Clonal evolution in cancer

Cancer is a disease of somatic evolution. Random mutations that arise during life and confer a growth advantage upon a cell will preferentially multiply to form a tumor. This dissertation considers some of the implications of clonal evolution in cancer with an emphasis on how the evolutionary process, itself, facilitates disease progression and how its signature can be clinically used for early disease detection. The first part introduces the subject of mutations in cancer within an evolutionary context and discusses the origins and consequences of genetic heterogeneity in developing neoplasms. The second part describes experimental studies on clonal evolution of two distinct varieties.
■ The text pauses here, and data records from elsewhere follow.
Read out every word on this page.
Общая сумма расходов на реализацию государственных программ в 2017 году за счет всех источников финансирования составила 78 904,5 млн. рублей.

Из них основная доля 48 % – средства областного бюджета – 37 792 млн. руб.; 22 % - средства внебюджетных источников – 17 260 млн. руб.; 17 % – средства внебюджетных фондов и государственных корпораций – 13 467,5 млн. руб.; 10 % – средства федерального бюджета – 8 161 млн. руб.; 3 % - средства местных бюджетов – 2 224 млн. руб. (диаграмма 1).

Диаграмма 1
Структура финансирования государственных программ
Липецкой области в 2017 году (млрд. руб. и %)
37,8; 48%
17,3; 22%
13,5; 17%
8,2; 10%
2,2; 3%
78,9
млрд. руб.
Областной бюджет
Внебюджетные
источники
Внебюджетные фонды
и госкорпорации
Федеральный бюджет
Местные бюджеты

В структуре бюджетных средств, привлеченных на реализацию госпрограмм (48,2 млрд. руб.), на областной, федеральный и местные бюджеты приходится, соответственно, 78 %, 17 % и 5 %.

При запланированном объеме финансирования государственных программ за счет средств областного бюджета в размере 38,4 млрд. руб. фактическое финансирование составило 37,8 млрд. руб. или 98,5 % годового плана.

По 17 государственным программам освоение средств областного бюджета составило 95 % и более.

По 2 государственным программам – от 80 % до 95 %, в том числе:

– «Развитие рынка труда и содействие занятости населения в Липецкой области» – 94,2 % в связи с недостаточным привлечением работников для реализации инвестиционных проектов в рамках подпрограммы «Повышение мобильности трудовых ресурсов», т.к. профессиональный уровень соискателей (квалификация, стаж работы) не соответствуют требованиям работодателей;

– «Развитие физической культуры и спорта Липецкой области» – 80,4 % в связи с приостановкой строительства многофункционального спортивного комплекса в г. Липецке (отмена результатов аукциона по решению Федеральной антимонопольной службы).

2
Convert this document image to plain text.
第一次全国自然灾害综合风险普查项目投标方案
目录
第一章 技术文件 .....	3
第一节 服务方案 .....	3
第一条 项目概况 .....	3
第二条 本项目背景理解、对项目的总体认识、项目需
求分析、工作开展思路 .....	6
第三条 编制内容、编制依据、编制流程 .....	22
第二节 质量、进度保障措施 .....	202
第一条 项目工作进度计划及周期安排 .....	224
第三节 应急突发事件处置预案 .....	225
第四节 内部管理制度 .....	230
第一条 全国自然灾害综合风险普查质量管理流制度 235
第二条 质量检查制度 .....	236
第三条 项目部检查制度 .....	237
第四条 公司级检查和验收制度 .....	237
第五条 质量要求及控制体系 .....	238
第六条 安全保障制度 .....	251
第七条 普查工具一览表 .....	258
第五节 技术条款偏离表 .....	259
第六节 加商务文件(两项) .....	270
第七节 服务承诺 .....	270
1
In the first study, somatic mutations in mutational hotspots are used to detect preneoplastic clonal expansions in the colons of patients with the cancer-predisposing disease, ulcerative colitis (UC). The results show that clones within non-dysplastic UC tissues are strongly correlated with cancer progression elsewhere in the colon and are potentially a biomarker of future cancer development risk. The second study describes competition experiments among E. coli strains with differing mutations rates as a model of competition among genetically unstable tumor cells. The results show that an optimal mutation rate exists for cells competing under specific conditions and that deviation in either direction from this optimum is detrimental to evolvability. The findings suggest that targeting mutation rate may be one means by which the evolutionary process of cancer progression can be delayed. Together this work contributes to the growing body of knowledge of the significance of clonal evolution in cancer and lays the groundwork for future studies to translate these findings into clinical tools and treatments.